Le film mêle adroitement satire sociale et suspense paranoïaque. Il commence dans une tonalité presque comique : les singes découvrent le monde des hommes avec une candeur touchante, Zira s’attire les faveurs du public, ils deviennent des célébrités. Mais rapidement, le ton s’assombrit. Interrogés sur le futur, Zira et Cornelius révèlent, malgré eux, que l’homme est condamné à s’autodétruire, et que les singes, longtemps opprimés, prendront le pouvoir. À partir de là, Hasslein prend peur. Il incarne cette idée terrible : pour éviter que l’humanité ne disparaisse, faut-il éradiquer la menace à sa racine ? Et si cela signifie tuer un enfant à naître, encore innocent, est-ce moralement justifiable ? C’est là que Les Évadés de la planète des singes rejoint les réflexions les plus sombres sur le voyage dans le temps, posant la même question troublante que des films comme Terminator ou la fameuse énigme du "bébé Hitler".

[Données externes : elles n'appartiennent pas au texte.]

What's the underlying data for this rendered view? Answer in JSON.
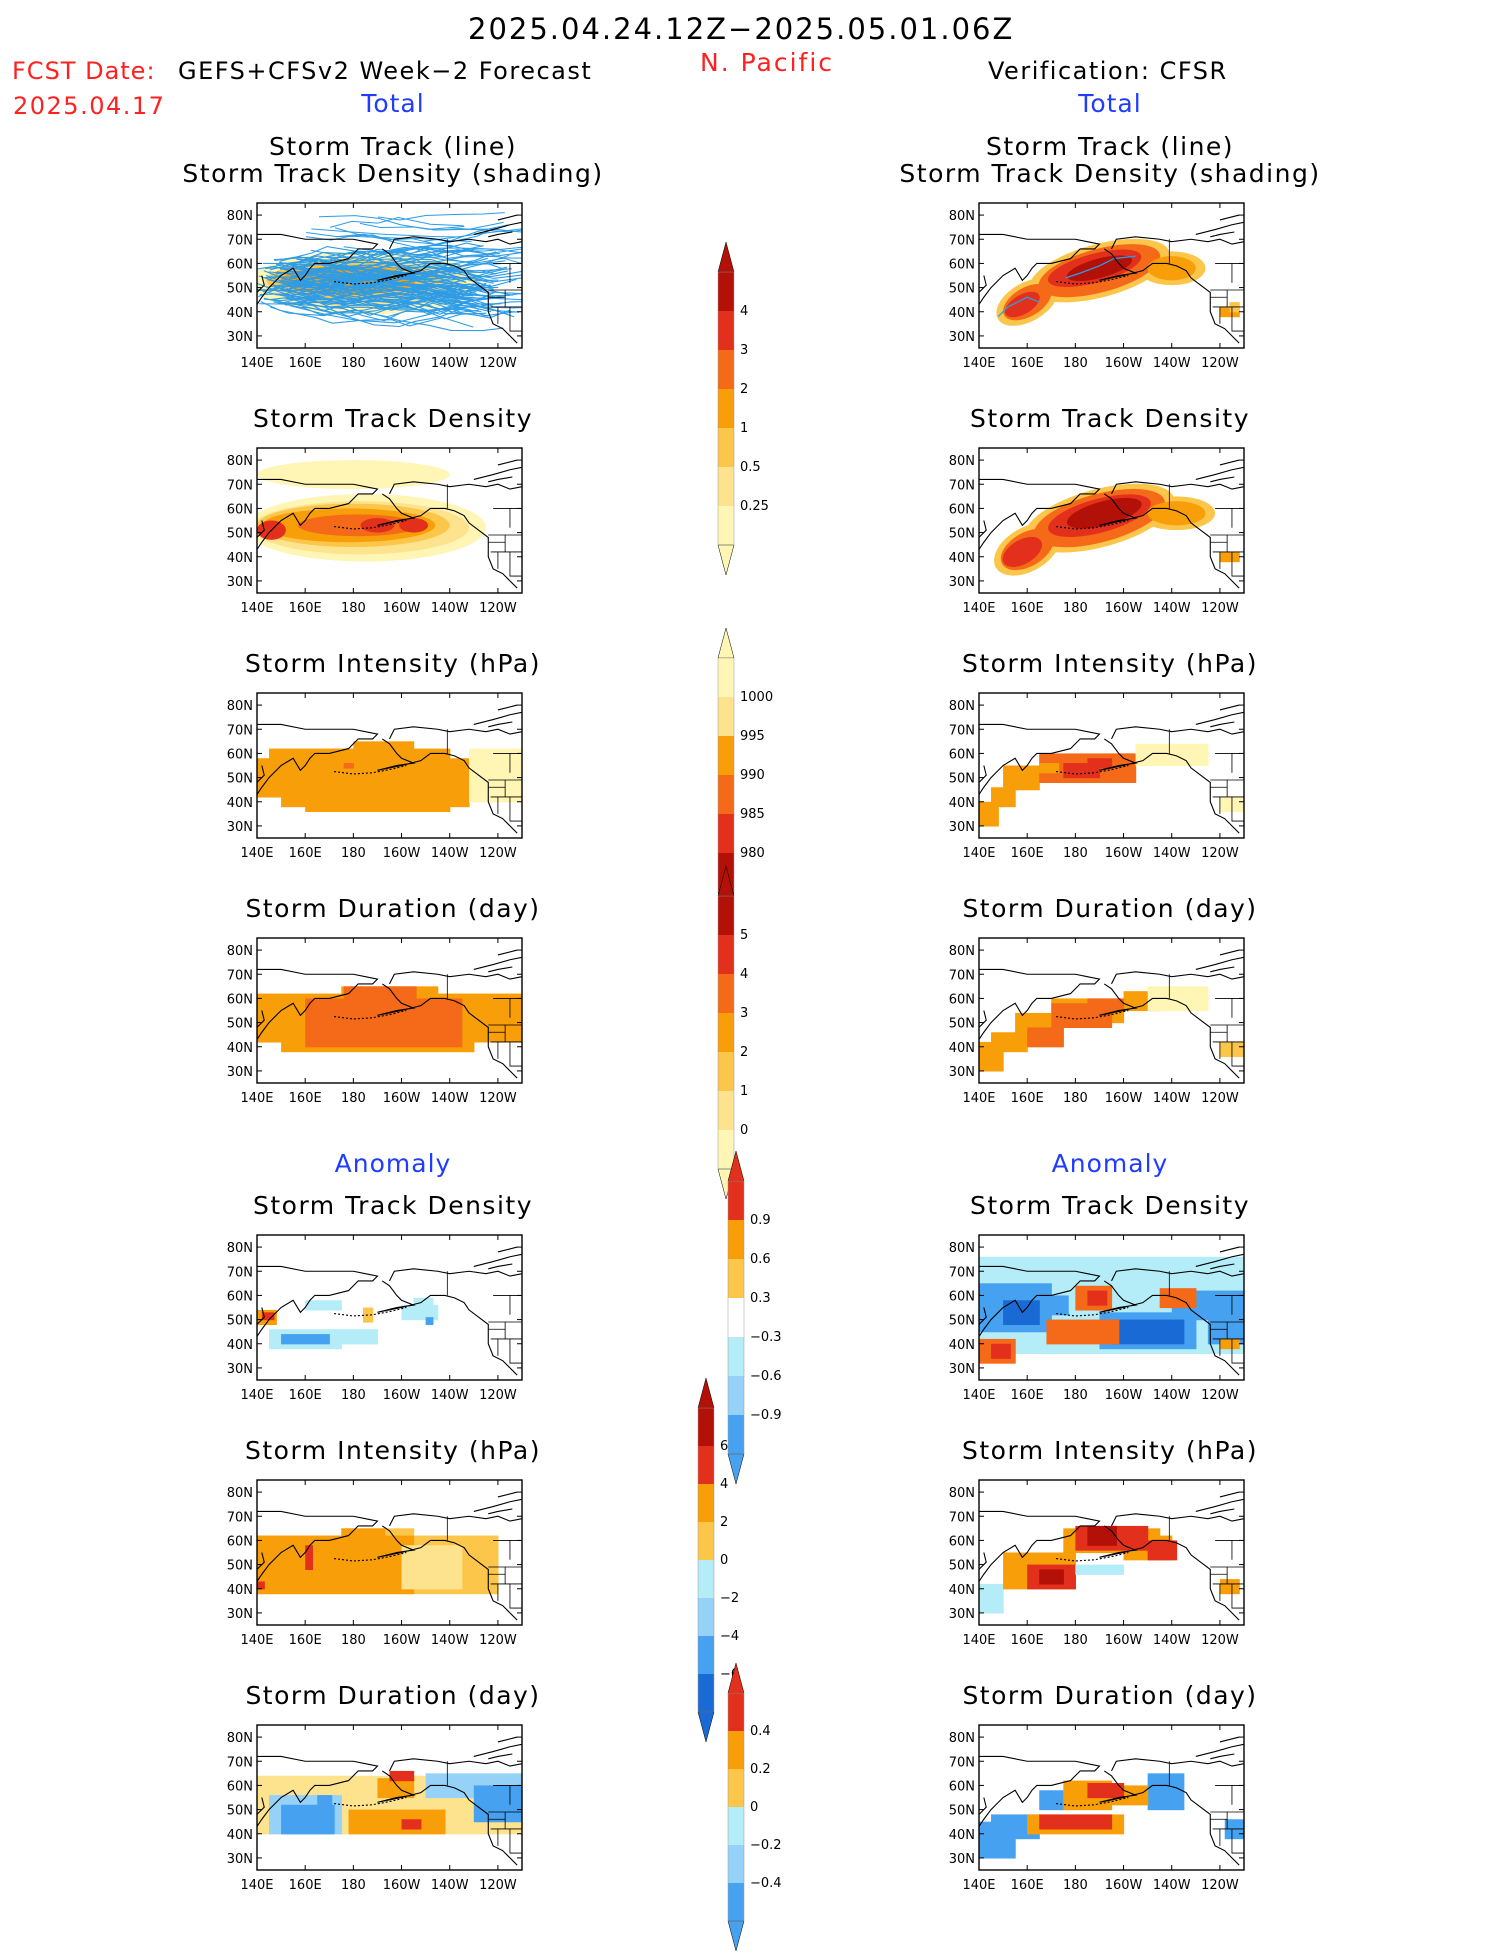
{
  "header": {
    "date_range": "2025.04.24.12Z−2025.05.01.06Z",
    "region": "N. Pacific",
    "fcst_label": "FCST Date:",
    "fcst_product": "GEFS+CFSv2 Week−2 Forecast",
    "fcst_date": "2025.04.17",
    "verification": "Verification: CFSR"
  },
  "columns": {
    "left_total": "Total",
    "right_total": "Total",
    "left_anomaly": "Anomaly",
    "right_anomaly": "Anomaly"
  },
  "titles": {
    "track_line": "Storm Track (line)",
    "track_shading": "Storm Track Density (shading)",
    "density": "Storm Track Density",
    "intensity": "Storm Intensity (hPa)",
    "duration": "Storm Duration (day)"
  },
  "axes": {
    "x_ticks": [
      "140E",
      "160E",
      "180",
      "160W",
      "140W",
      "120W"
    ],
    "y_ticks": [
      "80N",
      "70N",
      "60N",
      "50N",
      "40N",
      "30N"
    ]
  },
  "colors": {
    "c1": "#fff5b4",
    "c2": "#fee38f",
    "c3": "#fcc64a",
    "c4": "#f89e08",
    "c5": "#f56a18",
    "c6": "#e3301c",
    "c7": "#b31008",
    "b1": "#b4ecf8",
    "b2": "#96d2f8",
    "b3": "#46a2f0",
    "b4": "#1a6ad6",
    "track_line": "#2e9ce6"
  },
  "chart_data": [
    {
      "type": "heatmap",
      "panel": "forecast_total_track",
      "title": "Storm Track (line) / Storm Track Density (shading)",
      "xlim": [
        "140E",
        "110W"
      ],
      "ylim": [
        "25N",
        "85N"
      ]
    },
    {
      "type": "heatmap",
      "panel": "verification_total_track",
      "title": "Storm Track (line) / Storm Track Density (shading)",
      "xlim": [
        "140E",
        "110W"
      ],
      "ylim": [
        "25N",
        "85N"
      ]
    },
    {
      "type": "heatmap",
      "panel": "forecast_total_density",
      "title": "Storm Track Density"
    },
    {
      "type": "heatmap",
      "panel": "verification_total_density",
      "title": "Storm Track Density"
    },
    {
      "type": "heatmap",
      "panel": "forecast_total_intensity",
      "title": "Storm Intensity (hPa)"
    },
    {
      "type": "heatmap",
      "panel": "verification_total_intensity",
      "title": "Storm Intensity (hPa)"
    },
    {
      "type": "heatmap",
      "panel": "forecast_total_duration",
      "title": "Storm Duration (day)"
    },
    {
      "type": "heatmap",
      "panel": "verification_total_duration",
      "title": "Storm Duration (day)"
    },
    {
      "type": "heatmap",
      "panel": "forecast_anomaly_density",
      "title": "Storm Track Density"
    },
    {
      "type": "heatmap",
      "panel": "verification_anomaly_density",
      "title": "Storm Track Density"
    },
    {
      "type": "heatmap",
      "panel": "forecast_anomaly_intensity",
      "title": "Storm Intensity (hPa)"
    },
    {
      "type": "heatmap",
      "panel": "verification_anomaly_intensity",
      "title": "Storm Intensity (hPa)"
    },
    {
      "type": "heatmap",
      "panel": "forecast_anomaly_duration",
      "title": "Storm Duration (day)"
    },
    {
      "type": "heatmap",
      "panel": "verification_anomaly_duration",
      "title": "Storm Duration (day)"
    }
  ],
  "colorbars": {
    "density_total": [
      "4",
      "3",
      "2",
      "1",
      "0.5",
      "0.25"
    ],
    "intensity_total": [
      "1000",
      "995",
      "990",
      "985",
      "980"
    ],
    "duration_total": [
      "5",
      "4",
      "3",
      "2",
      "1",
      "0"
    ],
    "density_anomaly": [
      "0.9",
      "0.6",
      "0.3",
      "−0.3",
      "−0.6",
      "−0.9"
    ],
    "intensity_anomaly": [
      "6",
      "4",
      "2",
      "0",
      "−2",
      "−4",
      "−6"
    ],
    "duration_anomaly": [
      "0.4",
      "0.2",
      "0",
      "−0.2",
      "−0.4"
    ]
  }
}
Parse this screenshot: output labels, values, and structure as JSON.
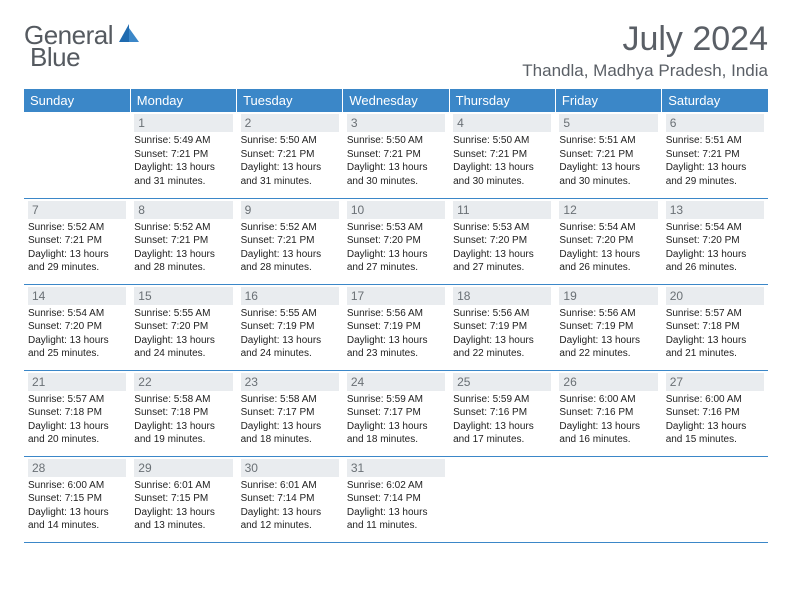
{
  "brand": {
    "name_a": "General",
    "name_b": "Blue"
  },
  "month_title": "July 2024",
  "location": "Thandla, Madhya Pradesh, India",
  "headers": [
    "Sunday",
    "Monday",
    "Tuesday",
    "Wednesday",
    "Thursday",
    "Friday",
    "Saturday"
  ],
  "header_bg": "#3b87c8",
  "weeks": [
    [
      null,
      {
        "day": "1",
        "sunrise": "5:49 AM",
        "sunset": "7:21 PM",
        "daylight": "13 hours and 31 minutes."
      },
      {
        "day": "2",
        "sunrise": "5:50 AM",
        "sunset": "7:21 PM",
        "daylight": "13 hours and 31 minutes."
      },
      {
        "day": "3",
        "sunrise": "5:50 AM",
        "sunset": "7:21 PM",
        "daylight": "13 hours and 30 minutes."
      },
      {
        "day": "4",
        "sunrise": "5:50 AM",
        "sunset": "7:21 PM",
        "daylight": "13 hours and 30 minutes."
      },
      {
        "day": "5",
        "sunrise": "5:51 AM",
        "sunset": "7:21 PM",
        "daylight": "13 hours and 30 minutes."
      },
      {
        "day": "6",
        "sunrise": "5:51 AM",
        "sunset": "7:21 PM",
        "daylight": "13 hours and 29 minutes."
      }
    ],
    [
      {
        "day": "7",
        "sunrise": "5:52 AM",
        "sunset": "7:21 PM",
        "daylight": "13 hours and 29 minutes."
      },
      {
        "day": "8",
        "sunrise": "5:52 AM",
        "sunset": "7:21 PM",
        "daylight": "13 hours and 28 minutes."
      },
      {
        "day": "9",
        "sunrise": "5:52 AM",
        "sunset": "7:21 PM",
        "daylight": "13 hours and 28 minutes."
      },
      {
        "day": "10",
        "sunrise": "5:53 AM",
        "sunset": "7:20 PM",
        "daylight": "13 hours and 27 minutes."
      },
      {
        "day": "11",
        "sunrise": "5:53 AM",
        "sunset": "7:20 PM",
        "daylight": "13 hours and 27 minutes."
      },
      {
        "day": "12",
        "sunrise": "5:54 AM",
        "sunset": "7:20 PM",
        "daylight": "13 hours and 26 minutes."
      },
      {
        "day": "13",
        "sunrise": "5:54 AM",
        "sunset": "7:20 PM",
        "daylight": "13 hours and 26 minutes."
      }
    ],
    [
      {
        "day": "14",
        "sunrise": "5:54 AM",
        "sunset": "7:20 PM",
        "daylight": "13 hours and 25 minutes."
      },
      {
        "day": "15",
        "sunrise": "5:55 AM",
        "sunset": "7:20 PM",
        "daylight": "13 hours and 24 minutes."
      },
      {
        "day": "16",
        "sunrise": "5:55 AM",
        "sunset": "7:19 PM",
        "daylight": "13 hours and 24 minutes."
      },
      {
        "day": "17",
        "sunrise": "5:56 AM",
        "sunset": "7:19 PM",
        "daylight": "13 hours and 23 minutes."
      },
      {
        "day": "18",
        "sunrise": "5:56 AM",
        "sunset": "7:19 PM",
        "daylight": "13 hours and 22 minutes."
      },
      {
        "day": "19",
        "sunrise": "5:56 AM",
        "sunset": "7:19 PM",
        "daylight": "13 hours and 22 minutes."
      },
      {
        "day": "20",
        "sunrise": "5:57 AM",
        "sunset": "7:18 PM",
        "daylight": "13 hours and 21 minutes."
      }
    ],
    [
      {
        "day": "21",
        "sunrise": "5:57 AM",
        "sunset": "7:18 PM",
        "daylight": "13 hours and 20 minutes."
      },
      {
        "day": "22",
        "sunrise": "5:58 AM",
        "sunset": "7:18 PM",
        "daylight": "13 hours and 19 minutes."
      },
      {
        "day": "23",
        "sunrise": "5:58 AM",
        "sunset": "7:17 PM",
        "daylight": "13 hours and 18 minutes."
      },
      {
        "day": "24",
        "sunrise": "5:59 AM",
        "sunset": "7:17 PM",
        "daylight": "13 hours and 18 minutes."
      },
      {
        "day": "25",
        "sunrise": "5:59 AM",
        "sunset": "7:16 PM",
        "daylight": "13 hours and 17 minutes."
      },
      {
        "day": "26",
        "sunrise": "6:00 AM",
        "sunset": "7:16 PM",
        "daylight": "13 hours and 16 minutes."
      },
      {
        "day": "27",
        "sunrise": "6:00 AM",
        "sunset": "7:16 PM",
        "daylight": "13 hours and 15 minutes."
      }
    ],
    [
      {
        "day": "28",
        "sunrise": "6:00 AM",
        "sunset": "7:15 PM",
        "daylight": "13 hours and 14 minutes."
      },
      {
        "day": "29",
        "sunrise": "6:01 AM",
        "sunset": "7:15 PM",
        "daylight": "13 hours and 13 minutes."
      },
      {
        "day": "30",
        "sunrise": "6:01 AM",
        "sunset": "7:14 PM",
        "daylight": "13 hours and 12 minutes."
      },
      {
        "day": "31",
        "sunrise": "6:02 AM",
        "sunset": "7:14 PM",
        "daylight": "13 hours and 11 minutes."
      },
      null,
      null,
      null
    ]
  ],
  "labels": {
    "sunrise": "Sunrise:",
    "sunset": "Sunset:",
    "daylight": "Daylight:"
  }
}
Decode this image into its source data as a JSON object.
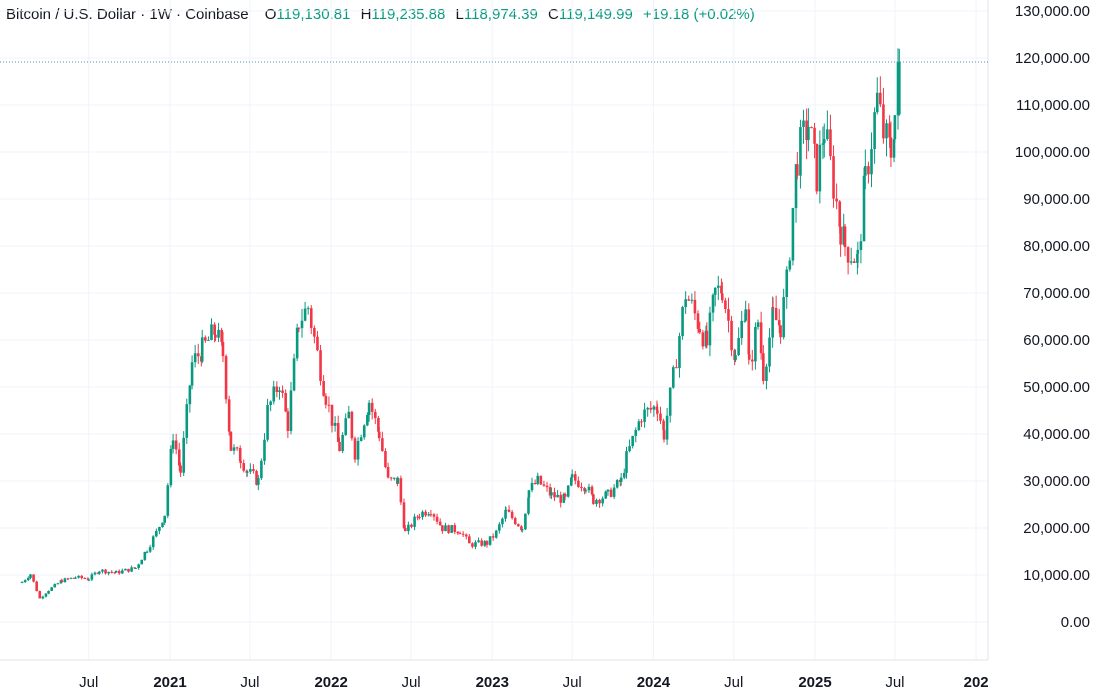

Ce basculement du comique au tragique est d’une efficacité remarquable. Le scénario, signé Paul Dehn, distille une tension croissante, jusqu’à un final bouleversant dans lequel Cornelius et Zira, traqués comme des bêtes, se sacrifient pour sauver leur bébé. Un sacrifice d’autant plus poignant qu’il est filmé dans une quasi-banlieue, loin des temples et ruines du futur, dans un décor réaliste qui accentue la violence de l’issue. Mais dans un dernier rebondissement, le bébé simiesque, habilement échangé à la naissance, est sauf. Il ouvre la porte à la suite de la saga et, surtout, à une boucle temporelle vertigineuse : c’est ce bébé, César, qui deviendra le futur leader de la révolte des singes dans La Conquête de la planète des singes.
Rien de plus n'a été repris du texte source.